Very small pixels remain useful. The fact that optics cannot resolve a whole pixel does not make small pixels useless. For some algorithms—such as particle analysis or optical character recognition—the important factor is how many pixels can be placed on a given feature, not whether the lens can resolve a single pixel. Smaller pixels can also reduce the need for subpixel interpolation, improving measurement precision. When switching to color cameras with Bayer filters, the relative loss in resolution may be less severe.

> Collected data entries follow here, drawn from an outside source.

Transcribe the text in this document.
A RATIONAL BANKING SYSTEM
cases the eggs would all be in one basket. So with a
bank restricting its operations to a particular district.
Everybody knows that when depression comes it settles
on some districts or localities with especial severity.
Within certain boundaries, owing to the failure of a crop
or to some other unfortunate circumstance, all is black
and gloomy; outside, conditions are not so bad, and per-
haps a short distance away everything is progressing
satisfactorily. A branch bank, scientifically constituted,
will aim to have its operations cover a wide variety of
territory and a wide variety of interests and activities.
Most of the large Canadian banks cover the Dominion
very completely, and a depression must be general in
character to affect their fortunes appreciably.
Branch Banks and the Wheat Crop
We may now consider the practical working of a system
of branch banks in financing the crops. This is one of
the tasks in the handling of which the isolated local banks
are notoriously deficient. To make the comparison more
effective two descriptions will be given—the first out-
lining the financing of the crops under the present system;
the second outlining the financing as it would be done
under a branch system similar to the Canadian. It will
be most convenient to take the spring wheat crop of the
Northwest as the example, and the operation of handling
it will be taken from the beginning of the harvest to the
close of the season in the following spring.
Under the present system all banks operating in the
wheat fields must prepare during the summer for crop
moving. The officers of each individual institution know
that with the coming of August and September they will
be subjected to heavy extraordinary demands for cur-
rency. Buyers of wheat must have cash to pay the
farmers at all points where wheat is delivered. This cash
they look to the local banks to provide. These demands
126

If it is essential to observe features at single-pixel scale, it is generally better to double the optical magnification and halve the field of view. This causes features to cover twice the number of pixels and increases contrast significantly, at the expense of reduced overall field coverage. From the image sensor perspective, a better approach is to keep the same pixel size but double the sensor format. For example, a 2.2 μm pixel sensor at a larger format will yield the same field of view and spatial sampling as a smaller format sensor at higher magnification, but with higher theoretical contrast. However, increasing sensor size introduces cost and optical design challenges: lenses for larger formats require more and larger optical elements and tighter tolerances, often increasing lens cost substantially even if nominal pixel-limit specs remain similar.